Anotação em janeiro de 2022
Consciências Mortas/The Ox-Bow Incident
De William A. Wellman, EUA, 1942
Com Henry Fonda (Gil Carter), Dana Andrews (Donald Martin, um dos suspeitos), Mary Beth Hughes (Rose Mapen, uma ex-namorada de Gil Carter), Anthony Quinn (Juan Martínez, outro dos suspeitos), William Eythe (Gerald Tetley, o filho sensível do major), Harry Morgan (Art Croft, o amigo de Gil Carter), Jane Darwell (Ma Grier, a única mulher do grupo).

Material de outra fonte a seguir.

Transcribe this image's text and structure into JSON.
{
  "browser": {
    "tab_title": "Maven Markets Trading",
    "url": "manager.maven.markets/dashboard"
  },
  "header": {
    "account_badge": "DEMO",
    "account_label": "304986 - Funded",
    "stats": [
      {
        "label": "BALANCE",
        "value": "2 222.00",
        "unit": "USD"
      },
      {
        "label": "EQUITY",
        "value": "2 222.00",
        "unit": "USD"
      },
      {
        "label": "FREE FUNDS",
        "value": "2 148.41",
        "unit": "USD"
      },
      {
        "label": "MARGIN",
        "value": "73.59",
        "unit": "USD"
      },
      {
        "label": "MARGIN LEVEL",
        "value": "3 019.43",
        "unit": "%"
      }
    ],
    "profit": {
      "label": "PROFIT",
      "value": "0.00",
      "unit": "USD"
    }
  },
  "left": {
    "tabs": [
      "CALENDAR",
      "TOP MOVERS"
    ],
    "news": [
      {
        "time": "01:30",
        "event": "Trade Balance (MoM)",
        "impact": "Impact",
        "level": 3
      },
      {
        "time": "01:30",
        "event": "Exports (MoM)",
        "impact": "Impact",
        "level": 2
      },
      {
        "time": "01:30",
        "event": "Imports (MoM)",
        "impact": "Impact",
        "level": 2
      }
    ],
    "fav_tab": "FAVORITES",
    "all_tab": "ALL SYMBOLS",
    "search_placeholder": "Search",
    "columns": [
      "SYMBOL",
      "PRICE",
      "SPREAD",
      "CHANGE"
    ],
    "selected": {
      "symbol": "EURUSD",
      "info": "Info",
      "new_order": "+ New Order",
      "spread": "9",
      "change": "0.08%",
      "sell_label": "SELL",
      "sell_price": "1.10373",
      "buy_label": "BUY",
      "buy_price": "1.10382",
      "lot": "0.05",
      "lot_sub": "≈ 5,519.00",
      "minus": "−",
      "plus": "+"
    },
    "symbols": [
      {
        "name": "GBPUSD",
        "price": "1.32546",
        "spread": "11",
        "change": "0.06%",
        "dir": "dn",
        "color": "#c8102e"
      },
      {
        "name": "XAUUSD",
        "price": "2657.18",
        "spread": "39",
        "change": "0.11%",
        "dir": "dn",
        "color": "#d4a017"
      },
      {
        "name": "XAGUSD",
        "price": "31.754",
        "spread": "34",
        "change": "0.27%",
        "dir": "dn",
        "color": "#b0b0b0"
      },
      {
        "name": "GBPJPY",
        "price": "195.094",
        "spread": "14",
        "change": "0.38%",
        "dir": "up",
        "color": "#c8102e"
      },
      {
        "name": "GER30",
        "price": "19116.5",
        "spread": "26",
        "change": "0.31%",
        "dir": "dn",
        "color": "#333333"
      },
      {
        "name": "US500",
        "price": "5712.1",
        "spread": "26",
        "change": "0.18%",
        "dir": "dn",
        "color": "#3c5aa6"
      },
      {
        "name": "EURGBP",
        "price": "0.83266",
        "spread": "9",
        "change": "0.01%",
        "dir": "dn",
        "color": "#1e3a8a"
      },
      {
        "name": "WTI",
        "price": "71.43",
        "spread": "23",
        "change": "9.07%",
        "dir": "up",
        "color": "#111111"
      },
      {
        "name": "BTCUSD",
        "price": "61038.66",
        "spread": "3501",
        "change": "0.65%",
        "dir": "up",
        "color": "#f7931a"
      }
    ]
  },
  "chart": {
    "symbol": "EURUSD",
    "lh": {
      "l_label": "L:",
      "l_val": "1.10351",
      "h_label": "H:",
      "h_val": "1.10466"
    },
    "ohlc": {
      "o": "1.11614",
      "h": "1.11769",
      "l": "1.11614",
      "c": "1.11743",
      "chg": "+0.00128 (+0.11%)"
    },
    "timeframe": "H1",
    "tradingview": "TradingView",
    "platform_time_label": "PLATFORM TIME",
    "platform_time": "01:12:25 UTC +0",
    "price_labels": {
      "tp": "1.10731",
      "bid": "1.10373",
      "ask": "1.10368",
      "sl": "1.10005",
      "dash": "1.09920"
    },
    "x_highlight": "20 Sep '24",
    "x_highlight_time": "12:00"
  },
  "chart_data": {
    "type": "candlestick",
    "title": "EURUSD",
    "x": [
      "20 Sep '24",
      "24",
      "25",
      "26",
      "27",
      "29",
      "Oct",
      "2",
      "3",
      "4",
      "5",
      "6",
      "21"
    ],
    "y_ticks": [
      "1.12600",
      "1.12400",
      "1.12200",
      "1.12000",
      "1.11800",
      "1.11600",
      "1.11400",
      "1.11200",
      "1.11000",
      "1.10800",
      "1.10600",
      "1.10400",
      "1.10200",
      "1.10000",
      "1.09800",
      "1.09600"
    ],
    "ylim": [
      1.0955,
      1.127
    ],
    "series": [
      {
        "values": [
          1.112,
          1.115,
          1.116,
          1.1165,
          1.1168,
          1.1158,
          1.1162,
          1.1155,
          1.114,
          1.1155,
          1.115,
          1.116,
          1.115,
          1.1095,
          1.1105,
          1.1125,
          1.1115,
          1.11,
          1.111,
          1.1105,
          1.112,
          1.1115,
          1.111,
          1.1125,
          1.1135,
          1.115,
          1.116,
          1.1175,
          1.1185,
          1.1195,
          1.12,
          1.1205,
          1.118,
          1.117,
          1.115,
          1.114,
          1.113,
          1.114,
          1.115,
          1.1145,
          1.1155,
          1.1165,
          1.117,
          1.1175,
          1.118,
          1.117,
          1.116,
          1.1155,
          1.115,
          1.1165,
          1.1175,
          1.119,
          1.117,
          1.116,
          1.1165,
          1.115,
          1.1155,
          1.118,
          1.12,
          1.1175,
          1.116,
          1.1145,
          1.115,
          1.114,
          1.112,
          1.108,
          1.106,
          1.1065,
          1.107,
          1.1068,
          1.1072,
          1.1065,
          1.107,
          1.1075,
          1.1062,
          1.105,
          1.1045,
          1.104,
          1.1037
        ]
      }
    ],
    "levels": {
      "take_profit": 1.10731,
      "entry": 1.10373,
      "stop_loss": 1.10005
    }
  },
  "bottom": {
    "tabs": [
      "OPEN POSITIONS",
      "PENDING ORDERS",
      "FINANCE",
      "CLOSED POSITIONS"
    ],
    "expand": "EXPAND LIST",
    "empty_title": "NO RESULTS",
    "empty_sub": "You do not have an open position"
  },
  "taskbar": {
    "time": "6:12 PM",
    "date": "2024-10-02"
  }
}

Matt Briggs (Daniel Tyler, o juiz), Harry Davenport (Arthur Davies, o homem honrado), Frank Conroy (major Tetley, o líder do bando armado), Marc Lawrence (Jeff Farnley, o mais exaltado do bando), Paul Hurst (Monty Smith, o dono do bar), Victor Kilian (Darby), Chris-Pin Martin (Poncho). Willard Robertson (xerife Risley), Ted North (Joyce), Dick Rich (Butch Mapes, o assistente do xerife), Francis Ford (Alva ‘Dad’ Hardwicke, o velhinho, terceiro suspeito)
Roteiro Lamar Trotti
Baseado no livro de Walter Van Tilburg Clark .
Fotografia Arthur C. Miller
Música Cyril J. Mockridge
Montagem Allen McNeil
Direção de arte James Basevi, Richard Day
Figurinos Earl Luick
Produção Lamar Trotti, 20th Century Fox.